The bill outlines conditions governing the loans and eligibility criteria. It provides no funding source for the fund.
EFFECTIVE DATE: July 1, 2016
ELDERLY HOMEOWNER PROPERTY TAX REVOLVING LOAN FUND
The bill establishes this revolving loan fund and allows the OPM secretary to use it to provide loans at the prevailing interest rate to homeowners who:
1. are age 65 or older on the date they apply for a loan;
2. failed to pay property taxes for at least two assessment years on a property not otherwise encumbered;
3. have lived in the municipality where the property is located for at least 10 years before applying; and
4. in the tax year immediately preceding the application date, have qualifying income not exceeding the income limit for the existing circuit breaker program, which is currently $35,200 for an unmarried person and $42,900 for a married couple (see BACKGROUND).

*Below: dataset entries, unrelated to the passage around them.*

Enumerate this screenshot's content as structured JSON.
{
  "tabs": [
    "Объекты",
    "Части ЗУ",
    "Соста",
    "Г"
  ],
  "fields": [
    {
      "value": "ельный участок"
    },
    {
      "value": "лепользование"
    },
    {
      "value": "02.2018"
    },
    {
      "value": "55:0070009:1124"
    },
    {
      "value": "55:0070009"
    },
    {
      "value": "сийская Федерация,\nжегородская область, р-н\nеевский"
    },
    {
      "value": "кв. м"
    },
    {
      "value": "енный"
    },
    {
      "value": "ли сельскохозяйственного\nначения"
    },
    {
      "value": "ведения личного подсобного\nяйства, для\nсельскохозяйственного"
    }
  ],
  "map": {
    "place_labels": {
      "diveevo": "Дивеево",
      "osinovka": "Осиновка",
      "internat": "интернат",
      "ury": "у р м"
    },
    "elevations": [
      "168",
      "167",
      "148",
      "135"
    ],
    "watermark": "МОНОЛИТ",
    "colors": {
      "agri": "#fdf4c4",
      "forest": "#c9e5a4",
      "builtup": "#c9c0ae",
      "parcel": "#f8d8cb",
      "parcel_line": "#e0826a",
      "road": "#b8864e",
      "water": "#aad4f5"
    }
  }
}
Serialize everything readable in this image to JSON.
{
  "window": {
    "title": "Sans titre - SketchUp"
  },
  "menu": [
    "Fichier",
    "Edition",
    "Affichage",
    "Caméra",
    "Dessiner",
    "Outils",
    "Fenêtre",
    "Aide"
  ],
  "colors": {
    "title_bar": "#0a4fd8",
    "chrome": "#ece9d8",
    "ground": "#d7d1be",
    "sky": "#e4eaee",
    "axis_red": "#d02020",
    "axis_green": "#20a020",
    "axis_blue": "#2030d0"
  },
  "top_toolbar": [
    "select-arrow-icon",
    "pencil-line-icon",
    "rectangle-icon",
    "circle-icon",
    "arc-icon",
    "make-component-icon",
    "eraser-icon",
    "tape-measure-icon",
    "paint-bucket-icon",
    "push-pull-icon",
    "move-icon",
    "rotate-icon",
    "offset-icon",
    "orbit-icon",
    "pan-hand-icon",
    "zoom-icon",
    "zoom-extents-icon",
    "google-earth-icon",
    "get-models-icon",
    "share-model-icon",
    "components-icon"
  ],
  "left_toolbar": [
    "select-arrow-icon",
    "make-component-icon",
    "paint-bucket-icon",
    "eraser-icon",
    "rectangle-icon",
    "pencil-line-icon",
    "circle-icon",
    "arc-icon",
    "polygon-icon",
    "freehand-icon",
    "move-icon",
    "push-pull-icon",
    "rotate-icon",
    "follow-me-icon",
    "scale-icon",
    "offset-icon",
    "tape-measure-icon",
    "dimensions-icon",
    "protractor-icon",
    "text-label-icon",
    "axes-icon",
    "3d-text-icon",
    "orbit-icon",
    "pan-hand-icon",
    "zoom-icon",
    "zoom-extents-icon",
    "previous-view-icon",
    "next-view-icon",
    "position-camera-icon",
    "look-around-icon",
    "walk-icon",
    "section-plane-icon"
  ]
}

In addition, the bill allows the OPM secretary to set asset limits as a condition of eligibility.
The principal loan amount must not exceed the amount of taxes levied against the property.
If the state provides a loan, the OPM secretary must establish a lien on the property subject to taxes in the amount of the loan, plus interest at the prevailing interest rate, as he determines. The lien has priority over all other liens on the property, except a municipal property tax lien.
Under the bill, investment earnings credited to the fund become part of the fund's assets. Any fiscal year-end fund balance must be carried over to the next fiscal year. Principal or interest payments on loans under the bill must be remitted to the state treasurer for deposit in the fund. The fund must be used to (1) make loans as specified above and (2) pay reasonable and necessary expenses incurred in administering the loan program.
Eligibility for Other Tax Relief Programs
The bill specifies that homeowners who receive loans from the fund remain eligible for other municipal property tax relief available to elderly homeowners under the local option tax relief, circuit breaker, and tax freeze programs.
Circuit Breaker Program
This program entitles seniors and homeowners who are totally disabled to a property tax credit of up to $1,000 for single persons and $1,250 for married couples. An applicant must (1) be age 65 or older, have a spouse who is age 65 or older, be at least age 50 and a surviving spouse of someone who upon death was eligible for the program, or be totally and permanently disabled; (2) occupy the property as his or her home; and (3) have income under a certain threshold. The income limit is adjusted annually (CGS § 12-170aa).